L'histoire des découvertes successives qui ont eu lieu ici, depuis la fouille de la grotte Richard par Edouard LARTET et Henri CHRISTY, en 1863 et celle de l'abri Cro-Magnon en 1868, est aussi l'histoire de la reconnaissance de l'art pariétal, des pratiques funéraires et d'une expression symbolique chez les premiers hommes. Une expression qui fit l'objet de débats passionnés et des plus vives polémiques, parce qu'elle remettait en cause bien des certitudes et interroge ce qu'il y a de plus profond dans l'homme. Au fur et à mesure que les connaissances progressent et la science préhistorique française continue à apporter une contribution déterminante au décryptage de l'évolution de l'humanité, ces interrogations demeurent. Elles saisissent encore le visiteur confronté au regard de pierre de " l'homme primitif " de Dardé qui surplombe la Vézère, sur le flanc de ce musée.
Je tiens à rendre hommage à tous les précurseurs et à toutes les institutions qui ont été les acteurs de ces découvertes et de leur protection.
La loi de 1913 sur les monuments historiques facilitait la protection des sites archéologiques. Il fallait un musée pour mettre à l'abri et présenter les collections. C'est donc dès 1913 que Denis PEYRONY, ancien instituteur, chargé de mission au Ministère des Beaux-Arts, crée le premier musée de préhistoire des Eyzies, où il pratiquait des fouilles depuis des années avec l'abbé BREUIL et le docteur CAPITAN.

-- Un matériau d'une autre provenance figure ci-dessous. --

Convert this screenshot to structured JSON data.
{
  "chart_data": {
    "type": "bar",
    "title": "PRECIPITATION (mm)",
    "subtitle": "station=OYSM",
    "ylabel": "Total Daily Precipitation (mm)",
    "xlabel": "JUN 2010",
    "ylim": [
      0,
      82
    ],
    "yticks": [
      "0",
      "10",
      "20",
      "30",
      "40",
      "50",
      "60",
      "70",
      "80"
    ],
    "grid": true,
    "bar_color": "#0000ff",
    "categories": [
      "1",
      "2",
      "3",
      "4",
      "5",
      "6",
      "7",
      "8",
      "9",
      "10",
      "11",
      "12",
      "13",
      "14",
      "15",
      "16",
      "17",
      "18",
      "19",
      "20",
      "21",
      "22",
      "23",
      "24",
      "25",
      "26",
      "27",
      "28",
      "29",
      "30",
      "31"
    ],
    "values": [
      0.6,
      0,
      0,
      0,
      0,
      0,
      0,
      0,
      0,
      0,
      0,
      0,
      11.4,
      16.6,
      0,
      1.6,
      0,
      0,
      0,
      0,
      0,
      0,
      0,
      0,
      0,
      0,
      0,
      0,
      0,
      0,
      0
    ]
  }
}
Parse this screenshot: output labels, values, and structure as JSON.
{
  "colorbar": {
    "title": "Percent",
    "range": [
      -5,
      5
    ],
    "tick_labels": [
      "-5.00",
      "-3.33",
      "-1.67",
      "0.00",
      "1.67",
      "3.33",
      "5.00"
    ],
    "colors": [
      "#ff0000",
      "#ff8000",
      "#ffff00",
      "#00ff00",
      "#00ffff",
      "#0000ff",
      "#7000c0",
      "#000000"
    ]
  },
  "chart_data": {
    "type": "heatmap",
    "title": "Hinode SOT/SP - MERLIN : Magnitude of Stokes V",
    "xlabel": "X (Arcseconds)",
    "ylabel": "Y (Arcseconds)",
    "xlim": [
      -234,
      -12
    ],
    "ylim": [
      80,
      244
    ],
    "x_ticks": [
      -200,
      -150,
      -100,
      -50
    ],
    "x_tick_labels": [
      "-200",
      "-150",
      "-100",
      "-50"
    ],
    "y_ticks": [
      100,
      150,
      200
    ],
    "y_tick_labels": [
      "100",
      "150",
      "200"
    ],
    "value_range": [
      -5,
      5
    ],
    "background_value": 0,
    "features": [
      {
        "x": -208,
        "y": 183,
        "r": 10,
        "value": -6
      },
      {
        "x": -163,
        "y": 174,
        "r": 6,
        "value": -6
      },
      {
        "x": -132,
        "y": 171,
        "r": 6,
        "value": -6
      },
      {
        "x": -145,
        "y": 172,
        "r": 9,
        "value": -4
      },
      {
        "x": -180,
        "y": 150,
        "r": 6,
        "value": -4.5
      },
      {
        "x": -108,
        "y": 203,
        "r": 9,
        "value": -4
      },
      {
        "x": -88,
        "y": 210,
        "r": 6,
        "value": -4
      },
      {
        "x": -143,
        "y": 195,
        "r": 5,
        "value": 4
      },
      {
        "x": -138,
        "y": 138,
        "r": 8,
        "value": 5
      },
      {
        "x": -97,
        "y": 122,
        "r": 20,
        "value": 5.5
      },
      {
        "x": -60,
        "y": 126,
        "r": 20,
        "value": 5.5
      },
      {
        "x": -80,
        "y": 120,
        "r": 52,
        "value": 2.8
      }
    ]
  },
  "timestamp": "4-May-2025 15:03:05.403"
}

Il fit acheter par l'Etat les ruines du château des Eyzies pour y installer un dépôt de fouilles et un musée " national " de Préhistoire, dans lequel entre sa propre collection, dont la majeure partie des séries lithiques et d'industrie osseuse de la grotte de la Madeleine. L'archéologue a également constitué un important fonds photographique de plus de 400 négatifs sur les fouilles et sur les collections du musée.
Il milite par ailleurs pour faire de la vallée de la Vézère un important centre de tourisme culturel. Dès 1920, le village possède son syndicat d'initiative et la grotte de Font de Gaume est électrifiée en vue de son ouverture ou public C'est dire ce que le nouveau musée que nous inaugurons, mais aussi le Pôle international de préhistoire qui accompagne aujourd'hui son ouverture aux publics doivent à cette figure de conservateur, d'archéologue et de pionnier du tourisme.
Le Pôle international de Préhistoire, a été créé en 2002 sous la forme d'un groupement d'intérêt public associant l'Etat, la région Aquitaine et le département de la Dordogne, pour valoriser les sites préhistoriques de la vallée, l'accueil des visiteurs et la mise en place d'outils de médiation destinés à favoriser pour tous les publics, mais en particulier le public scolaire, l'accès aux connaissances dans le domaine de la Préhistoire et des sciences de l'histoire de l'Homme.
Il me semble que nous nous rapprochons là de l'ambition, à la fois scientifique et pédagogique, du fondateur du musée des Eyzies, Denis PEYRONY, et je me réjouis que le musée national soit, dès sa réouverture au public, le pilier principal de cette coopération entre les collectivités territoriales et l'Etat.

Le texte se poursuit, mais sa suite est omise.